Areas of activities cover three broad categories: 1) The production and distribution of renewable energy (e.g., the operation, installation, and/or financing of energy generation facilities, energy trading, collective purchasing), 2) the provision of sustainable energy services (including self-consumption, light contracting, car sharing and operation of EV charging stations), and 3) information & awareness (such as energy-related education and awareness raising and energy consulting services).
Statistics are essential for quantifying the impact of citizen-led engagement in the energy transition and extending beyond the perspective of single case studies. The data compiled can be used to support the construction of likely trajectories for citizen engagement. Data help with monitoring, goal and policy setting, and impact evaluation of these initiatives, which is increasingly needed to support evidence-based policy action in this field.
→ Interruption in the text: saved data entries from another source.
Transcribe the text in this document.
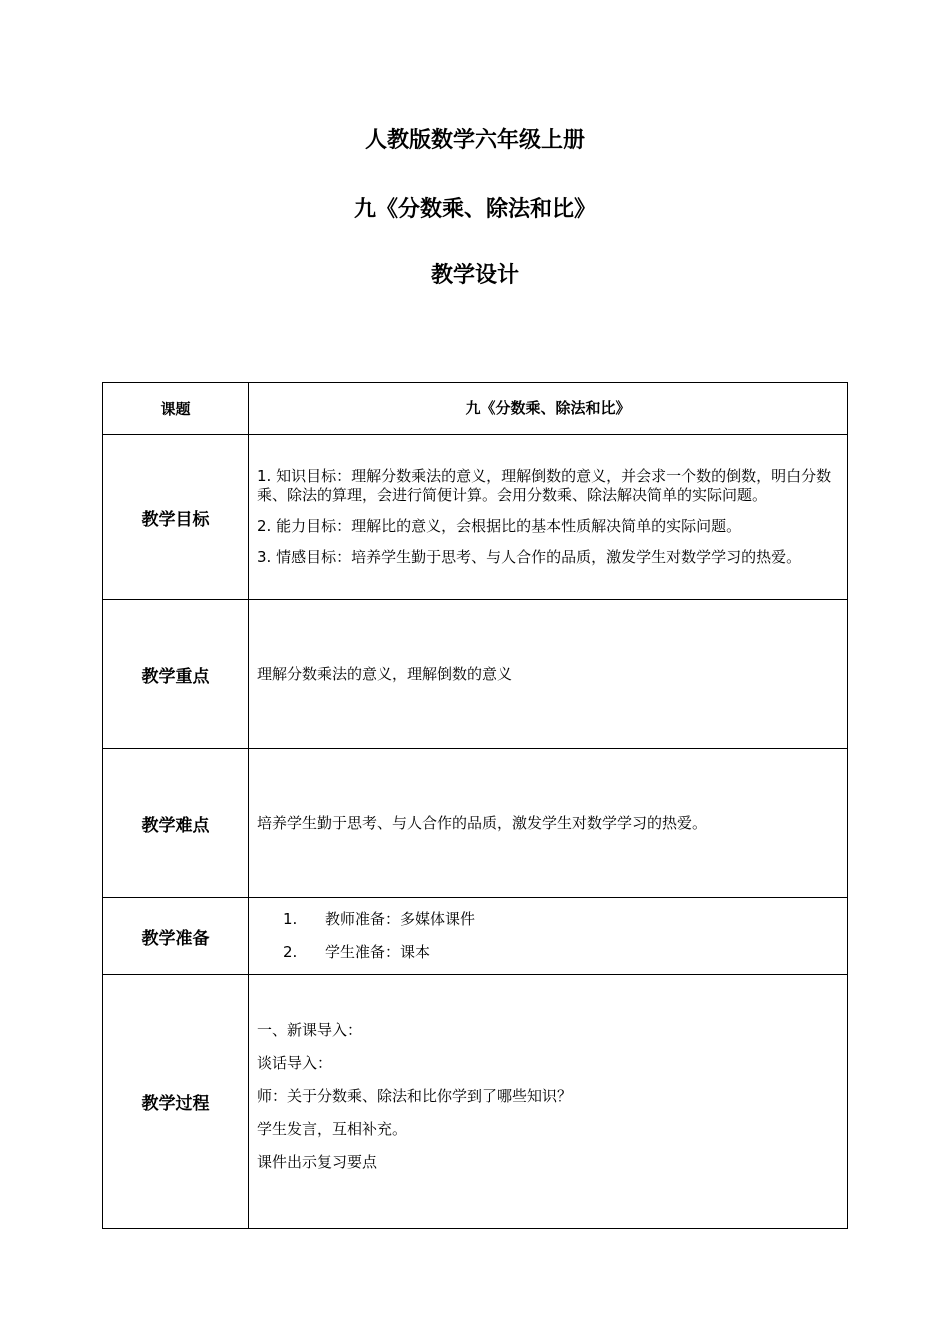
人教版数学六年级上册
九《分数乘、除法和比》
教学设计
课题	九《分数乘、除法和比》
教学目标	1. 知识目标：理解分数乘法的意义，理解倒数的意义，并会求一个数的倒数，明白分数乘、除法的算理，会进行简便计算。会用分数乘、除法解决简单的实际问题。
2. 能力目标：理解比的意义，会根据比的基本性质解决简单的实际问题。
3. 情感目标：培养学生勤于思考、与人合作的品质，激发学生对数学学习的热爱。

教学重点	理解分数乘法的意义，理解倒数的意义
教学难点	培养学生勤于思考、与人合作的品质，激发学生对数学学习的热爱。
教学准备	1. 教师准备：多媒体课件
2. 学生准备：课本

教学过程	一、新课导入：
谈话导入：
师：关于分数乘、除法和比你学到了哪些知识？
学生发言，互相补充。
课件出示复习要点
The inventory contains administrative data on citizen-led energy initiatives (name, address, year of foundation, legal form, etc.), tangible assets (geolocation of production unit, technology and energy product identifier, year of commissioning, nameplate capacity, etc.), singular activities undertaken by an initiative (purchase of tangible assets, organization of events), and time-tagged information (e.g., number of members and customers).
The data are available open access via the repository dataverse.no. Reuse is encouraged through classification standards and controlled vocabularies. Collection was performed over a period of four years by an international team of trained researchers and assistants and validated both manually and through automated processes.